Like many others, both of my kids started whining when they were toddlers. It always bothered me when they whined. I tried the usual "ask nicely" response, but over time they still reverted to whining when they were upset or frustrated. I was so ready to be done with whining.
About 4 years ago, when my kids were 4 and 7 years old, I read Nicholeen Peck's book, A House United: Changing Children's Hearts and Behaviors by Teaching Self-Government. This excellent book inspired me to change our home culture for the better and I used the methods from the book to improve my children's self-government. I decided to use the same methods to teach my kids to stop whining.
The Basic Methods
In A House United, there is a strong emphasis on teaching children that they are responsible for their own actions and that they have the power to choose how they want to be. Teaching kids to govern themselves involves setting very clear expectations and then having consequences (such as chores) when the child does not fulfill the expectations.
To tackle the whining problem, at a time when everyone was calm and happy, I talked with my kids about how:
whining ruins everyone's mood,
I wanted to help them learn to communicate their needs in a better way,
the kids can choose how they communicate, so if they choose to whine, then they will have consequences, but they could instead choose better ways to communicate, and
I would give them opportunities to "try again" when they wanted to express something without whining.
My kids were given a few days to get used to the idea and start working on how they wanted to speak. I made it clear that, after a few days, they would begin to earn consequences (chores) whenever they chose to whine. And that whining or complaining about the chores they had earned would result in more chores.
Putting It Into Practice
Once my expectations were made clear and my kids had a little time to practice communicating in better ways, it was time for the follow through. Over the next few months, I tried to consistently respond to whining by assigning chores whenever my kids whined, and giving them plenty of opportunities to "try again". The process also involved me strengthening my own habits of remaining calm when responding to whining, being willing to take the time to follow through with the whining consequences, and making sure to praise the children for the chores they accomplished.
All of this needed to be done with a loving (or at least neutral) attitude, so that my children really internalized the idea that the chores were being used as a way to help them learn to make better choices. In advance of activities which were likely to lead to whining (such as the whining kids often do when it is time to leave the park or a playdate), I made sure to reinforce my expectation that the kids would not whine and would respond politely when it was time to leave. The process wasn't always followed perfectly, but inch-by-inch we made headway.
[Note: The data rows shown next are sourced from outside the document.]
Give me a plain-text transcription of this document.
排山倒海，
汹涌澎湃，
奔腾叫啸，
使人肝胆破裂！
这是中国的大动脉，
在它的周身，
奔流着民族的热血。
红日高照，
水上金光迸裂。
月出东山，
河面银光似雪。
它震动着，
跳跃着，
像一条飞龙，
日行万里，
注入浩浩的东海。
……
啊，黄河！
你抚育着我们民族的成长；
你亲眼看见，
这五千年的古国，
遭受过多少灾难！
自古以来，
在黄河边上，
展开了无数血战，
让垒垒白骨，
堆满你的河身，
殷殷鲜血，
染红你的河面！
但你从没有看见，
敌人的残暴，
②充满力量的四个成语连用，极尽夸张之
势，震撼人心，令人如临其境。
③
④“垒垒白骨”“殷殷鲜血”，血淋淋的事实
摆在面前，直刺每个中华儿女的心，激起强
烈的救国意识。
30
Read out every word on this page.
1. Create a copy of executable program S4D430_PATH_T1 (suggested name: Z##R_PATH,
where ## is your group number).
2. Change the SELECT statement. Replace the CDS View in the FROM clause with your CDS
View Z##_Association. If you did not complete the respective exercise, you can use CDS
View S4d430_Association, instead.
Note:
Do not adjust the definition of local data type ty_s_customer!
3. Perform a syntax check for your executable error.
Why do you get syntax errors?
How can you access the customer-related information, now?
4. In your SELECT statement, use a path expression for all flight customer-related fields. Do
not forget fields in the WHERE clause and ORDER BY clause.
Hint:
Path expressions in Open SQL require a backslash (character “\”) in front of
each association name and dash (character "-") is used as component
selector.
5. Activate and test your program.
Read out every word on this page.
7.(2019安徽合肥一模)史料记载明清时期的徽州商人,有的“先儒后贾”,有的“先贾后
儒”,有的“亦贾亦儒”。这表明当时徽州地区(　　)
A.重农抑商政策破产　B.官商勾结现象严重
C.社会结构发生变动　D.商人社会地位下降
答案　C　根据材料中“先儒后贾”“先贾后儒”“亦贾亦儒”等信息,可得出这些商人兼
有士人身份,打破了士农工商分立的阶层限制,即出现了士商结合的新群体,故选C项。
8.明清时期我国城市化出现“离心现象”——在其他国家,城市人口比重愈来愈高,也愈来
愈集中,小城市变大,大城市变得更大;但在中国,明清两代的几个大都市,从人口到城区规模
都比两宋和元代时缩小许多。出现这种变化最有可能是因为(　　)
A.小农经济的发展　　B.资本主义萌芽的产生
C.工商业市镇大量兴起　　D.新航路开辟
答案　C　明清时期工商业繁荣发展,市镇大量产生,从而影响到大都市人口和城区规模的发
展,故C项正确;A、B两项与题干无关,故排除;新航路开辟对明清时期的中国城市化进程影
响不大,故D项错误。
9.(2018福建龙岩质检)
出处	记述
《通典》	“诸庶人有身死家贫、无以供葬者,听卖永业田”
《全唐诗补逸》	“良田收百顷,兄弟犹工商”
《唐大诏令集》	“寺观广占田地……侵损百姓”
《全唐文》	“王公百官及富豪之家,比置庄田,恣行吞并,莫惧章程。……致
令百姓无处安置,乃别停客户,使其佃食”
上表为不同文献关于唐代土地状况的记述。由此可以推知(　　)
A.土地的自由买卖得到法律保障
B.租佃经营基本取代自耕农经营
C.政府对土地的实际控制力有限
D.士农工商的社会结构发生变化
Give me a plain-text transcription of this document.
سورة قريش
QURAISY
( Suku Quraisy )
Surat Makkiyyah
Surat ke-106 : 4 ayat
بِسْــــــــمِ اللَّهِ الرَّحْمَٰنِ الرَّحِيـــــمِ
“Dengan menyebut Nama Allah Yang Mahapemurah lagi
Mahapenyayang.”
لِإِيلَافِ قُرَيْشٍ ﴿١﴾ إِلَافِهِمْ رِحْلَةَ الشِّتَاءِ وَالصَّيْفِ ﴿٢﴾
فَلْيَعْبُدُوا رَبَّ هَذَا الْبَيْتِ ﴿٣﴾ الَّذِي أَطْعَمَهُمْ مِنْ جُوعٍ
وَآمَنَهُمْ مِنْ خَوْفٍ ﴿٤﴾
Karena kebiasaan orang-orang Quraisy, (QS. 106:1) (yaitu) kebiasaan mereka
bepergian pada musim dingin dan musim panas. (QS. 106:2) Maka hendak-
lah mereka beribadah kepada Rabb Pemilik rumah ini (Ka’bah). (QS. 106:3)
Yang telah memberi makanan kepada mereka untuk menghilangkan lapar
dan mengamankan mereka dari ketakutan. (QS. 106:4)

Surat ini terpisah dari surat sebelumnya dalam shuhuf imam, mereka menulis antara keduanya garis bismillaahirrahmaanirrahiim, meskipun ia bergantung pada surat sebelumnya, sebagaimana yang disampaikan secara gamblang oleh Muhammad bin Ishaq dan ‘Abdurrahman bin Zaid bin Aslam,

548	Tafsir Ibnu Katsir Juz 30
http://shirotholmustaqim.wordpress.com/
By applying these methods as consistently as possible, my children really did learn to communicate without whining. Whining came to be a non-issue. For the last few years now, my children have generally just not whined, and instead have chosen to express their feelings in a more polite way. There may still be occasional slight whining, but it is very quickly nipped in the bud and my kids know how to make themselves respond differently. On the vast majority of days, whining never happens at all. And that makes all of our lives more pleasant and peaceful.